Streaming. Entretenimiento en una realidad paralela
En su última aparición pública, Mark Zuckerberg (dueño de Facebook, WhatsApp e Instagram), definió lo que, para él, será el futuro de su empresa y acaso la evolución de internet: los metaversos. El concepto, acuñado décadas atrás por la ciencia ficción, volvió a ponerse de moda, y es una legítima obsesión de la tecnología: más que reemplazar la realidad, crear un entorno paralelo que funcione de manera permanente y en el que la presencia humana sea, digamos, tan vívida como el mundo real; que de algún modo recree e integre muchas más actividades que las que hoy permite la vida digital. La ambición de Zuckerberg, se sabe, es grande, pero pese a tener a más de un tercio de la humanidad conectada a alguna de sus redes admite que esa tarea de fundar, digamos, una realidad paralela no lo logrará solo. Microsoft, meses atrás, también puso a estos “metaversos” como parte de sus grandes objetivos estratégicos. Y a la hora de ejemplificar el gran desafío de crear ámbitos digitales donde la gente permanezca mucho tiempo, realizando actividades que habitualmente hacía en el mundo real, los videojuegos en línea aparecen como una prueba testigo, y las colectividades de jugadores en línea, las ligas y torneos competitivos, las operaciones económicas en monedas internas de esos juegos, y los accesorios de realidad aumentada como los garabatos del diseño de ese futuro proyectado.
Los “streamers”, con sus vivos de duración extendida, expresan mucho más que una pesadilla para padres, como lo fueron los rockeros de pelolargo, o un sueño de millones fáciles, como lo fueron los futbolistas. Son el intento más claro de prolongar nuestra vida de entretenimiento en una zona paralela que se toca con la vida cotidiana que conocemos; son simultáneas, contiguas, fluidas.
Messi, la figura global de estos tiempos, nunca había aparecido en la popular red social Twitch, donde su amigo Kun Agüero y cientos de millones de jóvenes del mundo –aficionados a los juegos sobre todo– pasan gran cantidad de horas. Su primera aparición, desde los vestuarios del estadio del Paris Saint Germain, días atrás, tuvo a Ibai Llanos como anfitrión premeditado: él había sido invitado a viajar desde Barcelona a Francia, justamente, para participar del ínfimo y selecto grupo de los que tendrían acceso a esa zona privilegiada y a dialogar con la estrella. Su trofeo, la acción más que las palabras, fue la camiseta autografiada.
Hasta hace poco menos de un año, Ibai vivía, literalmente, en aquella realidad paralela: el mundo de los creadores de contenido, los streamers, los influencers, las figuras nacidas y criadas en las redes sociales funcionaba para él y muchos otros como una esfera mediática al margen. Menospreciado o destratado por el ejercicio tradicional de la profesión, Llanos se había hecho un lugar de privilegio en ese universo: su histrionismo, su espontaneidad, su fisonomía, su risa, sus modismos lo habían convertido en figura en un territorio en el que, efectivamente, todos comienzan en igualdad de condiciones. Todas esas cualidades, acaso, lo definen en su rol: “entertainer”. ¿Cómo llamar sino a la capacidad de mantener a decenas de miles de personas enganchadas en un relato sobre partidas de videojuegos que se parecen mucho entre sí?, ¿cómo calificamos su habilidad singular para transmitir sus emociones inmediatas sobre imágenes que suceden en vivo, comúnmente llamadas “reaccionar”, se trate de una actividad deportiva o de memes humorísticos? El ambiguo concepto de carisma asoma cuando se rastrean las capacidades diferenciales de los “streamers” y aparecen dificultades para reconocer su repentismo, su estado de ánimo contagioso y algo de incorrección ante los estándares comunicacionales establecidos...

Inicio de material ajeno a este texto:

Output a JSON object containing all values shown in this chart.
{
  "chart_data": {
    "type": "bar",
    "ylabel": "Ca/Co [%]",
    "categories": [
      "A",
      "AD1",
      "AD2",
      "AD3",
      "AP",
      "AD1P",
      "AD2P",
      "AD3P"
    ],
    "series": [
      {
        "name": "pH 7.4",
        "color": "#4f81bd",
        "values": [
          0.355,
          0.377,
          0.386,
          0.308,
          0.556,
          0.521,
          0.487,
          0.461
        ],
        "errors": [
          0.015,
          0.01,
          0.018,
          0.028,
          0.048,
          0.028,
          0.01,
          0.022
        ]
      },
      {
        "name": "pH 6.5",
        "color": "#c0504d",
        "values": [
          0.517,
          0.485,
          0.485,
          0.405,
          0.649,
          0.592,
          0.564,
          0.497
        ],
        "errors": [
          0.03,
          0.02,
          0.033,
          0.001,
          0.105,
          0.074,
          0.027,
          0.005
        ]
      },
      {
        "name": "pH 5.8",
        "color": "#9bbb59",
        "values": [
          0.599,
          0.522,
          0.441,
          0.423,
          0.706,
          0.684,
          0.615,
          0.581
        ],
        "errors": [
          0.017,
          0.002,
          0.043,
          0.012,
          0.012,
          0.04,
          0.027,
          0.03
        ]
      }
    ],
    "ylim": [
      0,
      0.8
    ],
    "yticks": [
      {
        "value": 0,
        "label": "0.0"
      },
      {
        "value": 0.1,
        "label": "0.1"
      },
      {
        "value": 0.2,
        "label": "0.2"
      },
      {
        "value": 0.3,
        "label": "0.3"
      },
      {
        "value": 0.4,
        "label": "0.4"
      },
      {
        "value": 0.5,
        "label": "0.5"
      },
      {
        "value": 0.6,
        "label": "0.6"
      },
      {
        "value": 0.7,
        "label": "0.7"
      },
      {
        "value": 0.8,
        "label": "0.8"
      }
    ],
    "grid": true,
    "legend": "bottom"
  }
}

Despejada de muchos prejuicios y de algunos detalles tecnológicos, su destreza –y la de muchos otros de sus colegas, profesionales de hacer vivos para comentar colectivamente un acontecimiento– no difiere mucho de la de aquel comentarista de bloopers de trasnoche que luego mutó en el gran animador de la televisión argentina. Pero también puede verse en él y su evolución pública el ensayo de cuánto más estaremos dispuestos a vivir, a entretenernos, en esa realidad paralela.